Nous connaissons des gens pour qui ce serait chose impossible que de commencer un écrit quelconque sans le faire précéder d’une épigraphe qui, à la manière d’un pionnier, lui aplanisse le chemin, et sans le parsemer ensuite tout entier de citations latines et françaises, lesquelles étant d’ordinaire en écriture bâtarde, ont le triple avantage de rendre très-varié l’aspect de l’impression, de manifester que l’auteur sait le latin, chose rare en ces temps-ci, où tout le monde l’apprend, et de prouver qu’il a lu les auteurs français, mérite particulier, à une époque où il n’y a pas d’Espagnol qui ne donnerait toute sa langue pour une couple de monosyllabes par delà les Pyrénées.

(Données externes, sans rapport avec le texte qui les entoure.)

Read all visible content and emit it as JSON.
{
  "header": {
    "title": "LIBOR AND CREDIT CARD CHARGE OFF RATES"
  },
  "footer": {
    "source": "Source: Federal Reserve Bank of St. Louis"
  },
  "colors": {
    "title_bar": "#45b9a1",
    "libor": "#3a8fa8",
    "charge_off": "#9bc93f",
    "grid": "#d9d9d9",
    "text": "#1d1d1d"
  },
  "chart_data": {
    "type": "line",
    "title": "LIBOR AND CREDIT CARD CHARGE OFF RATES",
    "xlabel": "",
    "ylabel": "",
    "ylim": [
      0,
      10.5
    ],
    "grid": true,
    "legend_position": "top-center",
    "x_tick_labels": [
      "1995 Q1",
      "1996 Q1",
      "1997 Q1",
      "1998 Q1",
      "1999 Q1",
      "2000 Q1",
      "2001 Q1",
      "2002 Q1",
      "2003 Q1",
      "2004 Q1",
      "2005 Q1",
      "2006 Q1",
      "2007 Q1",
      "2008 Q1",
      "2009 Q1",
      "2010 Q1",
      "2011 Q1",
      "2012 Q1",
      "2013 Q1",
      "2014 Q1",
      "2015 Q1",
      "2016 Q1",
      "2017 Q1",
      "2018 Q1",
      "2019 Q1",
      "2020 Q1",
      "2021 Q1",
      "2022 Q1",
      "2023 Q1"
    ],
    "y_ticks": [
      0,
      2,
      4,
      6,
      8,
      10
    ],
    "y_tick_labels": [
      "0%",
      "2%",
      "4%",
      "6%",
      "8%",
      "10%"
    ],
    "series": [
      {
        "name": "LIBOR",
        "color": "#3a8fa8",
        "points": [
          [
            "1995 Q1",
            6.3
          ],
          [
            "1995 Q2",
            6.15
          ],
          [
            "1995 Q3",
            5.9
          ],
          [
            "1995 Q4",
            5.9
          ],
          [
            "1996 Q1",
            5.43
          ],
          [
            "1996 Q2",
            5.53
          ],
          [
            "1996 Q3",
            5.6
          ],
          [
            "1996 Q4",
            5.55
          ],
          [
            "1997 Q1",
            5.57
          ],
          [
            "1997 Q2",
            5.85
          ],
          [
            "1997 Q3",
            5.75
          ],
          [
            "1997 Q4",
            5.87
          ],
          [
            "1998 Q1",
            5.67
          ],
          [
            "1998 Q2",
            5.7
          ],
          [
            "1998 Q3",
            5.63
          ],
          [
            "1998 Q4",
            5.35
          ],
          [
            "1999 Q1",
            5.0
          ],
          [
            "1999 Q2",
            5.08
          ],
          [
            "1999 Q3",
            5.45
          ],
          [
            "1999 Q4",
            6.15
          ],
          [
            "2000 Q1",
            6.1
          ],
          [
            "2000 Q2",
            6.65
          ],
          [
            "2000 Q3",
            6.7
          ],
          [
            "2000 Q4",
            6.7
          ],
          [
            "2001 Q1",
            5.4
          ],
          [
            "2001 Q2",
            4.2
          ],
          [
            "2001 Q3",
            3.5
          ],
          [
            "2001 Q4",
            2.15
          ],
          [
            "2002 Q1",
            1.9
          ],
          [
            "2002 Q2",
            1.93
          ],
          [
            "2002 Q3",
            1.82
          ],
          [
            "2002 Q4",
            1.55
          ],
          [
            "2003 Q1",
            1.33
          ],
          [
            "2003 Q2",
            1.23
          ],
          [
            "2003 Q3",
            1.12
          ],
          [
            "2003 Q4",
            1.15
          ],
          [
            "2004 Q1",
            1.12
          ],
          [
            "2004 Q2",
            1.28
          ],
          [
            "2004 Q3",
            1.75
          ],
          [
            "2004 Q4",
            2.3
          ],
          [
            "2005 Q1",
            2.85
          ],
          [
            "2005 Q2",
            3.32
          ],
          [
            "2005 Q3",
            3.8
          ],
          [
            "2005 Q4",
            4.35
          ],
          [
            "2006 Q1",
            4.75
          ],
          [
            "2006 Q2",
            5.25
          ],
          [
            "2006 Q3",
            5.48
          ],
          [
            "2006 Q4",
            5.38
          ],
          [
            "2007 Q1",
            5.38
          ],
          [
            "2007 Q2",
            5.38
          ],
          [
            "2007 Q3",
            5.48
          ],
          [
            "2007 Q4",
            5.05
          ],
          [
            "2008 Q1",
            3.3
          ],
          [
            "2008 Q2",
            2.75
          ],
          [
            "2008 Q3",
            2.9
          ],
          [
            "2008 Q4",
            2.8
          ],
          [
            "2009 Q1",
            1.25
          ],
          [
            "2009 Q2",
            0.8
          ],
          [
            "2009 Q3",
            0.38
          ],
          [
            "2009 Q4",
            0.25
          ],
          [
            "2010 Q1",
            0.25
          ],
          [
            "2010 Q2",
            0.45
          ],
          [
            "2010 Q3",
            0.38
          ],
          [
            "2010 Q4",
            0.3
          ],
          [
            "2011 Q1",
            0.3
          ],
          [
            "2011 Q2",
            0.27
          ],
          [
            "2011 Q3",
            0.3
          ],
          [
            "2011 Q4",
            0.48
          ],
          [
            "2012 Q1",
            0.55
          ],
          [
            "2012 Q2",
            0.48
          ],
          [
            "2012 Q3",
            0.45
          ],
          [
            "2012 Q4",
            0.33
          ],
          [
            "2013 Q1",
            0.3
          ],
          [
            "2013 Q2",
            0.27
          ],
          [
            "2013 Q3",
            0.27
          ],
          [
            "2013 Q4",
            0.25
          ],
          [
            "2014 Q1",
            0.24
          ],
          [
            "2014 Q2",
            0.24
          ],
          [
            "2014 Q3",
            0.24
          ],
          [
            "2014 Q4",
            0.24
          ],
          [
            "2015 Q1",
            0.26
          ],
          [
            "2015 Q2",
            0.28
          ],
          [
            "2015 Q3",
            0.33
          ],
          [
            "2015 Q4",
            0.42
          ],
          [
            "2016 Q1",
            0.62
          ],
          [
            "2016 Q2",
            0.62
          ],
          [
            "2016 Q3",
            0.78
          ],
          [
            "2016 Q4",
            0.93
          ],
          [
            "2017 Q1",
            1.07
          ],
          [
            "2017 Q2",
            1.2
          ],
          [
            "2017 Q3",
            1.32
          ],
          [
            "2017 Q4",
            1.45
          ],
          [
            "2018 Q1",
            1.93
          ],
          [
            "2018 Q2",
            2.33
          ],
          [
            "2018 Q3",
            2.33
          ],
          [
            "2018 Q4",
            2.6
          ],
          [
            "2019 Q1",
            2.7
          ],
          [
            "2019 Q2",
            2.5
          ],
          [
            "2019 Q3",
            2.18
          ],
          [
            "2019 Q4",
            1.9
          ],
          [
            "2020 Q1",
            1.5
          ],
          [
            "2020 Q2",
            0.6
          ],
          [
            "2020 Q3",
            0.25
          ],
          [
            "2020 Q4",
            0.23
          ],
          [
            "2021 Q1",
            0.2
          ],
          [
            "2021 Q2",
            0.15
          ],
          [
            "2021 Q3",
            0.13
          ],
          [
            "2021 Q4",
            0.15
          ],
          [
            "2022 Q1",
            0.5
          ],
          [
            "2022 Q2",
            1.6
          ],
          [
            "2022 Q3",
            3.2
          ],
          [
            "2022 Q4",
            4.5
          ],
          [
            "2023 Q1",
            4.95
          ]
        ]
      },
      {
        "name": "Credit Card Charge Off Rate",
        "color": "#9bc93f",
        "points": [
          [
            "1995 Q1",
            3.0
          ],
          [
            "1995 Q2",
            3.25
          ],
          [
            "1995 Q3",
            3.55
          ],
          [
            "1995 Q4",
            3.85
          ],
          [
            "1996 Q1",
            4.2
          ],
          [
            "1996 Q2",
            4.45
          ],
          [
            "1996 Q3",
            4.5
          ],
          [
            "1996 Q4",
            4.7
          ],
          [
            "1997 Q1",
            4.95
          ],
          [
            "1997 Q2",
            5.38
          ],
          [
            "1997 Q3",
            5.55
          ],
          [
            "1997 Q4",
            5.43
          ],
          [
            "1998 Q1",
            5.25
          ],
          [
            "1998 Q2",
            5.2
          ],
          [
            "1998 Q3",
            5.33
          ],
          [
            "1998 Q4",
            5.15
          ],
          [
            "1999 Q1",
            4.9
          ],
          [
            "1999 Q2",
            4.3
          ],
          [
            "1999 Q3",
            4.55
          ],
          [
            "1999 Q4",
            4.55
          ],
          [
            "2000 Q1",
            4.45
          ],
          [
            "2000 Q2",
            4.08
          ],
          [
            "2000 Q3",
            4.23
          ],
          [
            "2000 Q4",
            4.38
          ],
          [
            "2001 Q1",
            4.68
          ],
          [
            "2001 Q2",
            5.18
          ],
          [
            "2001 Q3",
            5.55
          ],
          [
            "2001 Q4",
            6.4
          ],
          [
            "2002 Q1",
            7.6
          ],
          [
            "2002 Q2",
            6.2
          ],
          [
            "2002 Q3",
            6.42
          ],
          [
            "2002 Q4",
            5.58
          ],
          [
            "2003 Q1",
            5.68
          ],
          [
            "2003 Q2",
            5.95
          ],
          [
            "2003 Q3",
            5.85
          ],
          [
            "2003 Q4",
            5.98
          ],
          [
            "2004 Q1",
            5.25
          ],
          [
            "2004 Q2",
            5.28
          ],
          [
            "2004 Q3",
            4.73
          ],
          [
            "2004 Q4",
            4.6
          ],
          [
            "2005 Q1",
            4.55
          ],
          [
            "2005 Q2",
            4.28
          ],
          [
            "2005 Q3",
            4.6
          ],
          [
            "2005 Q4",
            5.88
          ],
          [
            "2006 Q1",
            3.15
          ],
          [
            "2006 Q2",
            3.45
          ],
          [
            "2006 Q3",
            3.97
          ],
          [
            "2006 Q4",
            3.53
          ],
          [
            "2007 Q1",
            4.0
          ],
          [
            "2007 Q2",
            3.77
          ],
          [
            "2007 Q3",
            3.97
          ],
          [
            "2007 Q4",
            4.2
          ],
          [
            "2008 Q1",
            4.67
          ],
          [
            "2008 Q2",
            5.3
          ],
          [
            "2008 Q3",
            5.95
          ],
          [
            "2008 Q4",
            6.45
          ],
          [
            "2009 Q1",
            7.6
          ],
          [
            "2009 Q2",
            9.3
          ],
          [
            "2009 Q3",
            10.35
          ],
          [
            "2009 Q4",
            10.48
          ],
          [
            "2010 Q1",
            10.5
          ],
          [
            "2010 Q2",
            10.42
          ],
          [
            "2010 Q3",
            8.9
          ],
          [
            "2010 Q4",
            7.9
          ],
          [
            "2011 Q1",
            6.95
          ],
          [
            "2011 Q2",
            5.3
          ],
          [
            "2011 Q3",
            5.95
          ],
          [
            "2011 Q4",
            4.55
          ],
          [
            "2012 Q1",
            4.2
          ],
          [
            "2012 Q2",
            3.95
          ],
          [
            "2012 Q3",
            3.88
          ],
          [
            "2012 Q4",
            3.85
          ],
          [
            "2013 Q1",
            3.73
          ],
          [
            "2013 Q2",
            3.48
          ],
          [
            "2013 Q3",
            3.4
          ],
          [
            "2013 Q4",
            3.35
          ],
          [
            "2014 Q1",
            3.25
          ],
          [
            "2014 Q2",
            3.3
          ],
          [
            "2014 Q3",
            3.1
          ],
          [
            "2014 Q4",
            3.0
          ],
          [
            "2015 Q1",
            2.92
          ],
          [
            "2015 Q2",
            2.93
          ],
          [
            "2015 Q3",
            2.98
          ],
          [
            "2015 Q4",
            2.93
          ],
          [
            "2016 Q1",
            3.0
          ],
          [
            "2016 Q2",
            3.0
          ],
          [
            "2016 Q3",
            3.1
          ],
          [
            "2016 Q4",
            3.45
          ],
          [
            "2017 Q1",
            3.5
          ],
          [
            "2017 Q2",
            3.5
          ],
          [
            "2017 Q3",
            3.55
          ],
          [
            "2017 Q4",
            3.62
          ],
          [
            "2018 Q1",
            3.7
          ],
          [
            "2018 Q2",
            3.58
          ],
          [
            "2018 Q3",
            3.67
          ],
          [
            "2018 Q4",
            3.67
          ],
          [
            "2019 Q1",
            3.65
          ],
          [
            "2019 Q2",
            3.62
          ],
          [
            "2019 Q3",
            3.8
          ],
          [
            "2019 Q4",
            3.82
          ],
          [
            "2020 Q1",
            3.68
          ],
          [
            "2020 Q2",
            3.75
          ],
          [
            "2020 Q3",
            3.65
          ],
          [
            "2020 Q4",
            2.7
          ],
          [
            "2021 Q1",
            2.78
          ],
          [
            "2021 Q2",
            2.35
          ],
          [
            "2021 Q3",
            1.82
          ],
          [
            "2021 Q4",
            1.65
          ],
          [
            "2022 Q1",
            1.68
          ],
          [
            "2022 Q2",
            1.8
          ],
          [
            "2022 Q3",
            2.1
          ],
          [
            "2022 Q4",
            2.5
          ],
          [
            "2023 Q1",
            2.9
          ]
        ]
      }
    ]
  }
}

Nous, grands sots que nous sommes, nous ne savons à quoi mènent les épigraphes, et nous voudrions qu’on nous les expliquât, car jusqu’à ce qu’il en sait ainsi, nous croirons que le pédantisme a toujours été, chez toutes les nations, le précurseur des époques de décadence des lettres. La vérité est que nous sommes fort certains de ce que notre littérature ne puisse pas dépérir ; c’est, en réalité, une hypothèse aussi impossible que celle de tomber pour un objet à terre ; mais à cause de cela même, nous voudrions ne pas tenir les symptômes d’une infirmité, dont le seul et véritable antidote est entre nos mains.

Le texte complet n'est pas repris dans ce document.